Dos Romanos

Durante a campanha política que acaba de se desenrolar, no qual foram eleitos Prefeitos e Vereadores em todos os Municípios brasileiros, a imprensa nacional registrou fatos curiosos.

Assim, a partir de São Paulo e Rio de Janeiro – eleições, sem dúvida alguma, as mais importantes – até os Municípios mais interioranos do País, surgiram expedientes interessantíssimos para atrair e captar o voto do eleitorado.

Houve apresentações de Tiririca e inúmeros outros artistas, desfiles de escolas de samba, shows de conjuntos roqueiros, certames, exibições pirotécnicas, sorteios de bonecas, geladeiras, máquinas de passar roupa, bicicletas, distribuição de balas às crianças (e aos pais das crianças), etc.

Além disso, houve, também, farta distribuição de cestas básicas, galinhas, patos, perus, pintos, ovos, leite e outros gêneros alimentícios.

Tudo isso nos faz lembrar as belíssimas páginas de Oncken, quando em sua “História de Roma”, relata como transcorriam as eleições naquela época.

Diz o grande historiador alemão:

“Durante o largo período, relativamente tranqüilo que se iniciou com a conclusão da guerra de Antiocho III e que só, de longe em longe, se via interrompido por uma ou outra guerra de pouca importância, aparecem na história interna de Roma lutas de pequenas facções, mais predominante que as de grandes partidos, para conquista dos altos cargos do Estado. Foi notável a tendência para se captarem as simpatias dos eleitores a troco de todos os meios e processos.

As massas populares da cidade quiseram também ser diretamente requestadas e, como a mocidade da nobreza procurava captar simpatias para poder elevar-se na vida pública, adulava e agasalhava extraordinariamente o vulgo, introduzindo-se também pouco a pouco entre os edís e os pretores o costume de captar o favor das massas populares por meios materiais. Prodigalidades enormes nos jogos e espetáculos públicos e nas festas provincianas, uma verdadeira inundação de cereaes por preços tão baixos que eram quase irrisórios, chegando muitas vezes a serem distribuídos gratuitamente, foram então moeda corrente e deram azo à depravação do povo, sempre ávido de divertimentos. Os esforços repetidos dos melhores elementos dominantes da nobreza para se oporem ao ambitus, isto é, a este processo de provimento de cargos públicos, não obtiveram nenhum êxito.

Finalmente apareceu o pior de todos os inconvenientes, qual foi a tendência de se comprar o voto dos eleitores, abuso este bastante prejudicial, contra o qual, em 159, se opôs, embora sem resultado, um obstáculo.

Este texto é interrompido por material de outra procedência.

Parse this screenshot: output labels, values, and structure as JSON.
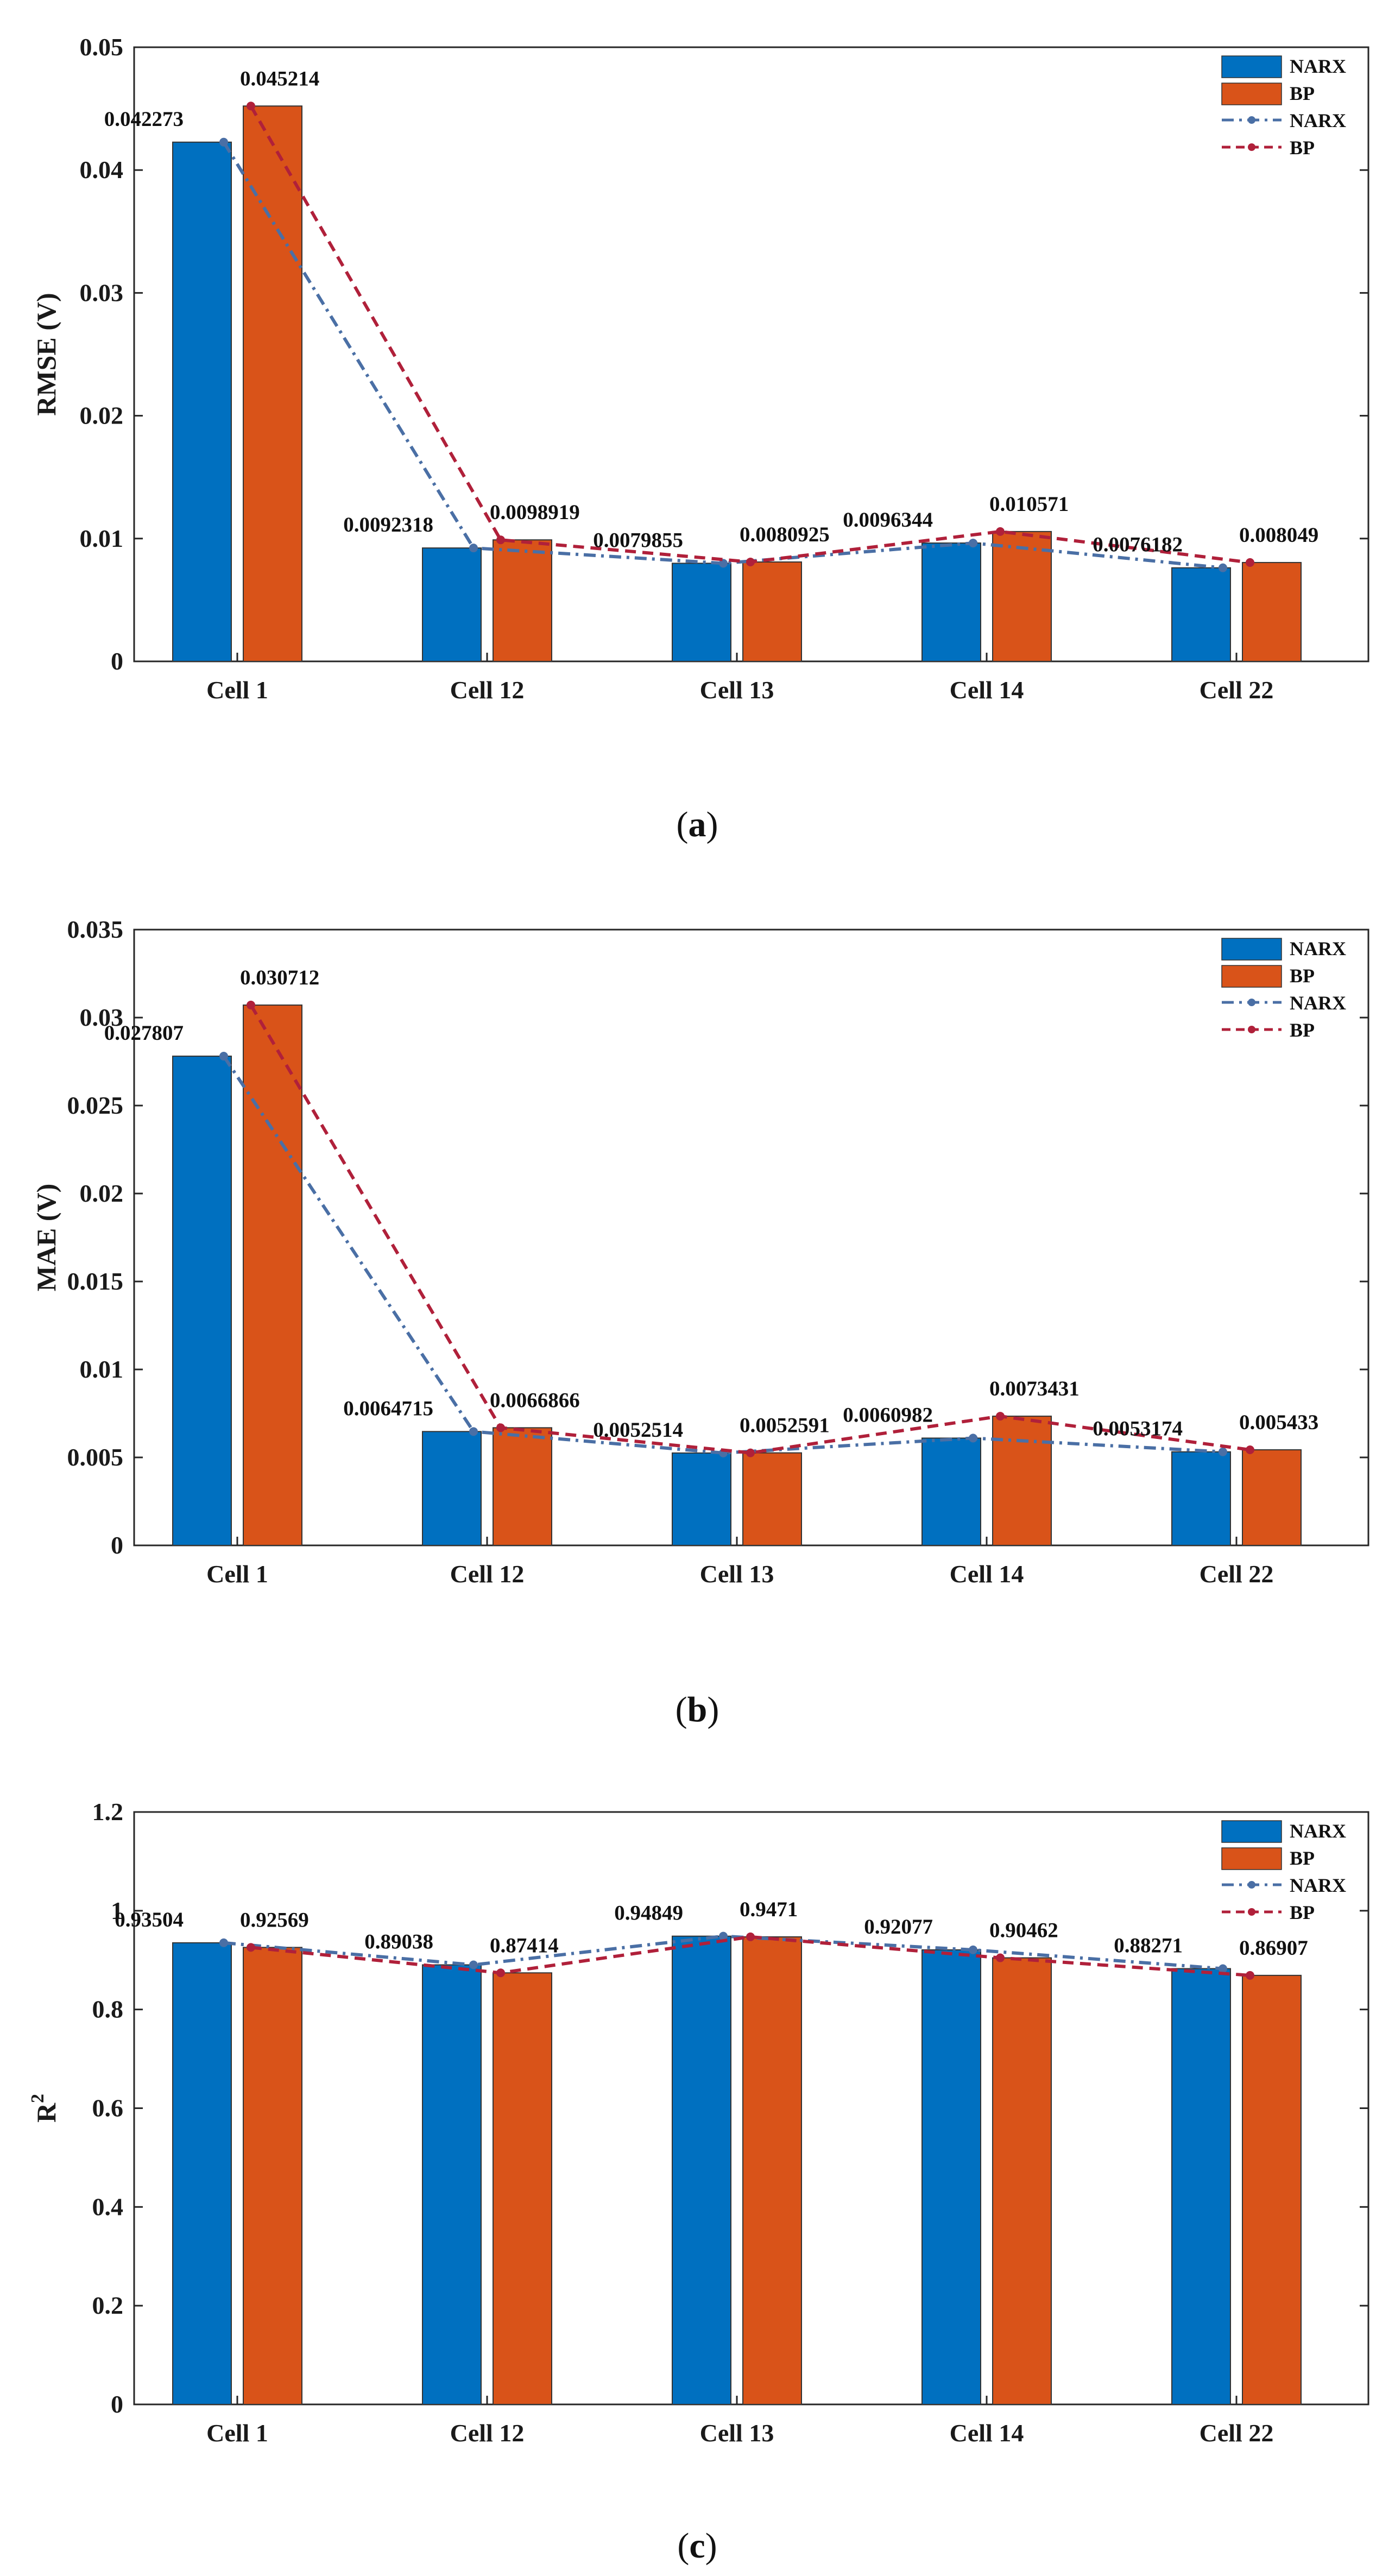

Depois da guerra de Annibal lançara-se ao esquecimento a ditadura, acostumando-se o povo a considerar a nova situação, mais em harmonia com as suas conveniências do que com o cumprimento dum dever formal. Também decaiu notavelmente a disciplina política do povo e não deixou de ser perniciosa a tendência de alguns mancebos romanos, pertencentes à nobreza, que, imitando o costume introduzido em Athenas, no período que decorreu de Alcibiades a Demosthenes, conseguiram captar renome entre os plebeus, atacando e acusando os mais notáveis homens de estado. O próprio Catão foi vítima deste costume, vendo-se acusado por um implacável mancebo que pôs em prática a retórica e dialética dos gregos para se tornar notável, quando o velho censor e outros da sua escola apenas com as suas acusações tinham outrora querido concorrer para o bem estar da nacionalidade (vol. IV, pág. 128).

E Mommsen, por sua vez, comenta:

“Mas não era só a demagogia que servia para obter os votos da plebe, pondo de lado o patriotismo. Havia uma corrupção generalizada para atrair os seus favores: o antigo empenho dos magistrados, e particularmente dos edis, para manterem os cereais a preços baixos e superintenderem os jogos, começou a degenerar e produziu, no fim, a horrível prática para atrair votos: pão gratuito e divertimentos em abundância”.

Gaio Flaminio, o primeiro demagogo romano de profissão, notabilizou-se através dos sucessivos “jogos plebeus” e da “festa em honra da colheita”.

Usava-se a política chamada de “pão e circo” (panes et circens), fazendo com que Catão dissesse que ninguém devia se surpreender com essa maravilha, que “os cidadãos não acolhiam os bons conselhos, porque o ventre não tinha ouvidos” (História de Roma, vol. II, pág. 433).

Depois de uma volta de quase dois mil anos, qualquer semelhança com o que acontece hoje, entre nós, é, sem dúvida alguma, mera coincidência.